Ruído e sinal

Esta semana decidi mudar a forma como escuto música.

Ao conduzir, em vez de suportar meia hora de rádio, ouvi metade de um álbum dos Dire Straits. Em vez de almoçarmos ao som da Sic Notícias, escutámos um dos Madredeus. Ontem, ao conduzir para a Póvoa, revivemos o Pulp Fiction através da sua incrível banda sonora, polvilhada com excertos de diálogos do filme.

Pink Floyd, Simon & Garfunkel, Supertramp… foi um mero incremento na minha semana, mas que já me enriqueceu um pouco. Eu e a Mari partilhámos, revivemos, conversámos, desfrutámos. Com meia dúzia de decisões muito simples, criei mais oportunidades de deslumbramento, descoberta e recordação: retirei ruído e introduzi sinal.

As pessoas geralmente referem-se ao analógico e ao digital como antagónicos e representativos de duas formas substancialmente diferentes de ouvir música. Eu prefiro ver a divisão maior entre o intencional e o não intencional.

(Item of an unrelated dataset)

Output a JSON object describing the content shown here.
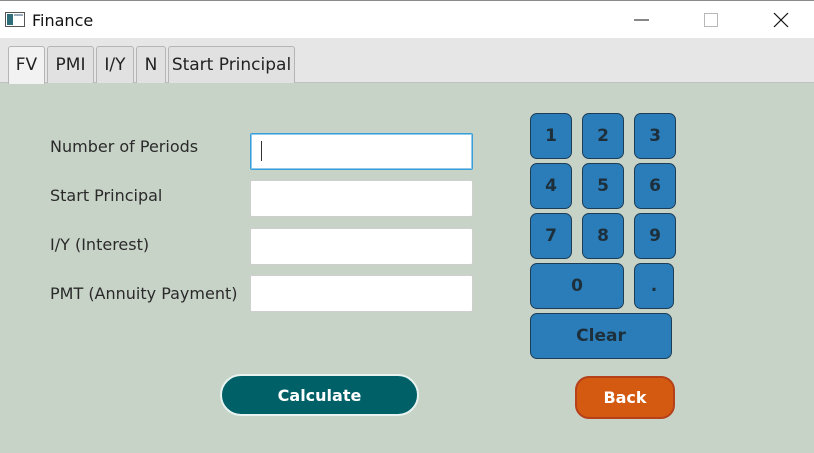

O intencional requer uma decisão, como “Quero ouvir um álbum dos Beatles”. Do lado do intencional temos todo o tipo de suportes: álbuns em vinil, CD, cassete, fita, ficheiros em disco rígido, e mesmo o catálogo de música de plataformas de streaming e lojas de música digital.

O não-intencional usa os automatismos. “Quero ouvir uma playlist genérica enquanto trabalho.” Aqui temos os sistemas de recomendações, onde há uma preocupação em servir conteúdo para rentabilizar a publicidade ou a subscrição. O sistema é optimizado para maximizar o tempo da sessão do utilizador, independentemente da qualidade da música ou do vídeo: o que conta são minutos reproduzidos.

Não vou abdicar das conveniências sobre-humanas do digital, mas vou procurar ser mais intencional naquilo que consumo, e não me deixar levar pela corrente dos algoritmos. Quero escolher música como se fosse um livro para ler, uma ida ao cinema ou um espectáculo de teatro: permitir-me à descoberta e ao engano.